Après avoir calculé l’exposition moyenne pondérée sur une période de 8 heures et de 40 heures (correspondant respectivement à une journée et une semaine de travail), les auteurs ont estimé l’exposition de la personne qui s’occupe de l’entretien des vêtements en termes de pourcentage de l’exposition du travailleur, dans l’hypothèse d’un lavage quotidien des vêtements (en référence à l’exposition moyenne pondérée sur une période de 8 heures) ou d’un lavage hebdomadaire (en référence à l’exposition sur 40 heures). Dans le premier cas, l’exposition de la personne qui s’occupe des vêtements représente entre 0,2 et 1,4 % de l’exposition du travailleur.
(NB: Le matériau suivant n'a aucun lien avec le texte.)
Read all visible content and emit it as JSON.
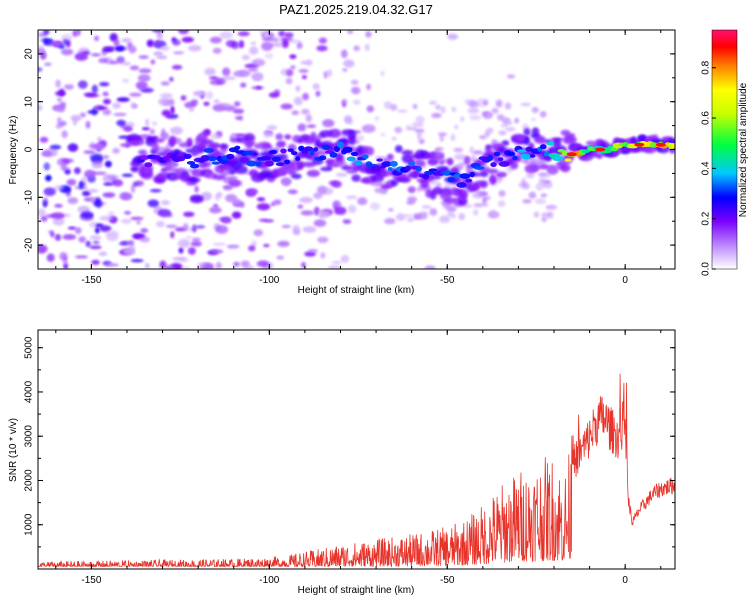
{
  "title": "PAZ1.2025.219.04.32.G17",
  "chart_data": [
    {
      "type": "heatmap",
      "xlabel": "Height of straight line (km)",
      "ylabel": "Frequency (Hz)",
      "xlim": [
        -165,
        14
      ],
      "ylim": [
        -25,
        25
      ],
      "xticks": [
        -150,
        -100,
        -50,
        0
      ],
      "yticks": [
        -20,
        -10,
        0,
        10,
        20
      ],
      "colorbar": {
        "label": "Normalized spectral amplitude",
        "range": [
          0,
          0.95
        ],
        "ticks": [
          0.0,
          0.2,
          0.4,
          0.6,
          0.8
        ]
      },
      "ridge": [
        {
          "x": -135,
          "y": -2,
          "amp": 0.25
        },
        {
          "x": -120,
          "y": -2,
          "amp": 0.28
        },
        {
          "x": -110,
          "y": -1,
          "amp": 0.3
        },
        {
          "x": -100,
          "y": -2,
          "amp": 0.3
        },
        {
          "x": -90,
          "y": -1,
          "amp": 0.28
        },
        {
          "x": -80,
          "y": 0,
          "amp": 0.32
        },
        {
          "x": -75,
          "y": -2,
          "amp": 0.35
        },
        {
          "x": -70,
          "y": -3,
          "amp": 0.3
        },
        {
          "x": -60,
          "y": -4,
          "amp": 0.32
        },
        {
          "x": -50,
          "y": -6,
          "amp": 0.3
        },
        {
          "x": -45,
          "y": -7,
          "amp": 0.35
        },
        {
          "x": -40,
          "y": -3,
          "amp": 0.3
        },
        {
          "x": -30,
          "y": -1,
          "amp": 0.35
        },
        {
          "x": -22,
          "y": 0,
          "amp": 0.4
        },
        {
          "x": -15,
          "y": -1,
          "amp": 0.85
        },
        {
          "x": -10,
          "y": 0,
          "amp": 0.6
        },
        {
          "x": -5,
          "y": 0,
          "amp": 0.6
        },
        {
          "x": 0,
          "y": 1,
          "amp": 0.6
        },
        {
          "x": 5,
          "y": 1,
          "amp": 0.7
        },
        {
          "x": 10,
          "y": 1,
          "amp": 0.75
        }
      ]
    },
    {
      "type": "line",
      "xlabel": "Height of straight line (km)",
      "ylabel": "SNR (10 * v/v)",
      "xlim": [
        -165,
        14
      ],
      "ylim": [
        0,
        5400
      ],
      "xticks": [
        -150,
        -100,
        -50,
        0
      ],
      "yticks": [
        1000,
        2000,
        3000,
        4000,
        5000
      ],
      "color": "#e8332a",
      "series": [
        {
          "x": [
            -165,
            -155,
            -145,
            -135,
            -125,
            -115,
            -105,
            -100,
            -95,
            -90,
            -85,
            -80,
            -75,
            -70,
            -65,
            -60,
            -55,
            -50,
            -45,
            -40,
            -35,
            -30,
            -25,
            -20,
            -17,
            -15,
            -12,
            -10,
            -8,
            -6,
            -4,
            -2,
            0,
            1,
            2,
            4,
            6,
            8,
            10,
            12,
            14
          ],
          "y": [
            150,
            160,
            170,
            180,
            190,
            200,
            220,
            240,
            280,
            350,
            420,
            500,
            550,
            600,
            650,
            700,
            780,
            850,
            1000,
            1300,
            1700,
            2000,
            2200,
            2300,
            2000,
            2600,
            3000,
            3300,
            3700,
            3800,
            3500,
            3300,
            3800,
            1600,
            1100,
            1400,
            1600,
            1800,
            1900,
            1950,
            2000
          ]
        }
      ]
    }
  ]
}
Dans le second, elle est comprise entre 0,03 et 0,27 % de l’exposition du travailleur. Les estimations sont inférieures pour les autres personnes qui se trouveraient dans la « lingerie ». Dans le scénario de cette étude, et tenant compte de la nature des fibres d’amiante utilisées, l’exposition paraprofessionnelle ne majore probablement pas le risque lié à l’exposition environnementale de fond.

 

Limites des conditions expérimentales

Les auteurs identifient plusieurs aspects de leur protocole dont les futurs investigateurs devraient tenir compte. L’immobilité des mannequins a pu favoriser la rétention de fibres de chrysotile sur les vêtements, alors qu’en situation réelle, la personne qui les porte bouge au cours de sa journée de travail. Le taux de ventilation de la pièce était probablement supérieur à celui rencontré dans de nombreux environnements domestiques, ce qui a pu réduire l’exposition des occupants de la « lingerie ». L’influence de la durée des différents gestes exécutés par la personne qui s’occupe du linge mériterait d’être considérée, de même que l’effet d’un nettoyage préalable du vêtement (le secouer ou le brosser) à l’extérieur. Enfin, si dans cette étude, le relargage des fibres était proportionnel au niveau de charge du vêtement, il existe sans doute une limite au-delà de laquelle une charge additionnelle est sans effet.

 

Laurence Nicolle-Mir


Publication analysée :

Sahmel J1, Barlow CA, Simmons B, et al. Evaluation of take-home exposure and risk associated with the handling of clothing contaminated with chrysotile asbestos. Risk Analysis 2014; 34: 1448-68.

doi: 10.1111/risa.12174

 

1 Cardno ChemRisk, Boulder, États-Unis.